Russische Wirtschaft im Aufwärtstrend

Der Wirtschaftsaufschwung der letzten drei Jahre reicht noch nicht aus, um die verheerenden Schäden der Jahre davor aufzufangen. Aber ein Anfang ist gemacht, und auch der Lebensstandard der Bevölkerung verbessert sich langsam.


Die Rolle des Rubels
Die Wiederbelebung des Binnenmarktes

Die Landwirtschaft

Drohende Probleme?

Am Jahresende sang die ganze westliche Wirtschaftspresse ein Loblied auf den "außerordentlichen Wirtschaftsboom" der vergangenen drei Jahre in Rußland. Man verwies auf das Wachstum des Bruttoinlandsproduktes (BIP) 2001 über 5,5%, dem bereits 1999 ein gleich hoher Anstieg und im Vorjahr sogar eine Steigerung um 8,3% vorangegangen waren. Auch die negative Entwicklung in der Weltwirtschaft hatte diese Entwicklung nicht abreißen lassen.

Allerdings sagt ein Anstieg des BIP über den tatsächlichen Zustand einer Volkswirtschaft wenig aus. Bedeutsam ist aber sicherlich das deutliche Wachstum der realwirtschaftlichen Produktion und Investitionen. Laut offizieller Statistik wuchs die russische Industrieproduktion im letzten Jahr um über 5,2%, die landwirtschaftliche Erzeugung um über 7% und die Investition in den produktiven Bereich um fast 9%. Bereits Mitte 2001 waren in praktisch allen Industriezweigen gute Nettoprofitzahlen erreicht. Das Durchschnittseinkommen der Bevölkerung stieg um über 6%. Die Exporte von Maschinen, Ausrüstung, Lastfahrzeugen und anderen Gütern der Investitionsgüterindustrie stiegen um 21%. Zum ersten Mal seit zehn Jahren legte der auch Maschinenbau, der unter den Produktionseinbrüchen nach 1990 besonders zu leiden hatte, wieder zu.

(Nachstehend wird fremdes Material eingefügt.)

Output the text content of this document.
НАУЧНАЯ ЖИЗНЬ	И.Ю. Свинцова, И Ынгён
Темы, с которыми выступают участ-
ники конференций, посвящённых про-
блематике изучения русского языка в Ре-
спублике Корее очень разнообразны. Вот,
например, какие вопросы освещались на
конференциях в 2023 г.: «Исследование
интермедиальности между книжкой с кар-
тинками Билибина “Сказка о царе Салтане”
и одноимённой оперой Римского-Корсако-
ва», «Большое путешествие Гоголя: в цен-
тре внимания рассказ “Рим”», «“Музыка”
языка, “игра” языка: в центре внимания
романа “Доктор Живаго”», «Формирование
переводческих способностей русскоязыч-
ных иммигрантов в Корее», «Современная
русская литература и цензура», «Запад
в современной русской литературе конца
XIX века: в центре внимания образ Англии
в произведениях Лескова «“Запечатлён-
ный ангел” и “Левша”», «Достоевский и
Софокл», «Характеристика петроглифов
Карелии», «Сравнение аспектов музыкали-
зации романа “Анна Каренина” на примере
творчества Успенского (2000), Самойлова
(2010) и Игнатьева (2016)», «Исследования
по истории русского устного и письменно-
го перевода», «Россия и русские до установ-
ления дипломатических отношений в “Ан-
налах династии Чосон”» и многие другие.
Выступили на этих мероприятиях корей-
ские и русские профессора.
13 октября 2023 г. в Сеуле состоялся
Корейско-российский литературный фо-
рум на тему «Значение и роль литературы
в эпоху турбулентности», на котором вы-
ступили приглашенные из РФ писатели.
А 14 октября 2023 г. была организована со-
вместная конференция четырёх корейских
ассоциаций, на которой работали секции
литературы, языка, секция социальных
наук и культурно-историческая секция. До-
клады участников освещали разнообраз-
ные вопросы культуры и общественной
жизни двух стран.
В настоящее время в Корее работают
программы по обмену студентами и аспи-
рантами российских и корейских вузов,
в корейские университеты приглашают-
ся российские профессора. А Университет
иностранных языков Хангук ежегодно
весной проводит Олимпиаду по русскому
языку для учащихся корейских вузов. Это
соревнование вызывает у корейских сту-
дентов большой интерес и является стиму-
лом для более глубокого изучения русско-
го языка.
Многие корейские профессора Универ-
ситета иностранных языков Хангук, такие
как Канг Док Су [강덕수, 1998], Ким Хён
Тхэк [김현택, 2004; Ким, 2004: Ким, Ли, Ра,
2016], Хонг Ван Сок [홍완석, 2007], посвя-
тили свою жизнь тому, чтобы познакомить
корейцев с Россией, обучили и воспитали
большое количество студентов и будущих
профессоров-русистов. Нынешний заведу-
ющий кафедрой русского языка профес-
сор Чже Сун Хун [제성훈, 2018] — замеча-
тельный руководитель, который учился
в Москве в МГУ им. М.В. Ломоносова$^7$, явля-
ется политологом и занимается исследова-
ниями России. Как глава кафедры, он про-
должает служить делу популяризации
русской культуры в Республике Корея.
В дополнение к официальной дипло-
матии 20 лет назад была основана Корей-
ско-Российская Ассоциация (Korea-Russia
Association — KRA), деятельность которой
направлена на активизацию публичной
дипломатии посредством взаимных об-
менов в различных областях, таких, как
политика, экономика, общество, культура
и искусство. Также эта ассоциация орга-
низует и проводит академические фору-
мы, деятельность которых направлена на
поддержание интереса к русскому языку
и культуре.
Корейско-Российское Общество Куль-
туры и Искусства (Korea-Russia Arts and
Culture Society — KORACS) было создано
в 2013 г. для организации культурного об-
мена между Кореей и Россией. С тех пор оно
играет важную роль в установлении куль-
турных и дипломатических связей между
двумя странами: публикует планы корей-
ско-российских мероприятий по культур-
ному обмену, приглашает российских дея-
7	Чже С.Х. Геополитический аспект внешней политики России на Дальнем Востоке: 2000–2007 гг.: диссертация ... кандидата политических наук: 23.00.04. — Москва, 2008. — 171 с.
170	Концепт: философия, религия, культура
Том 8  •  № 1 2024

Auf den ersten Blick sind diese Zahlen fast zu schön, um wahr zu sein. Eine Nation, die mehr als ein Jahrzehnt lang unter dem wohl massivsten Zusammenbruch von Produktion und Lebensstandard litt, den man seit langem in irgendeinem Teil der Welt gesehen hat, scheint auf wunderbare Weise aus der Asche auferstiegen und ist neben China und Indien eines der ganz wenigen Länder, die reales Wachstum erreichten, während die USA, Europa und der Großteil der restlichen Welt immer tiefer in die Depression abgleiten. Teilweise wird Rußland sogar schon als neue "Lokomotive" der Weltwirtschaft bezeichnet.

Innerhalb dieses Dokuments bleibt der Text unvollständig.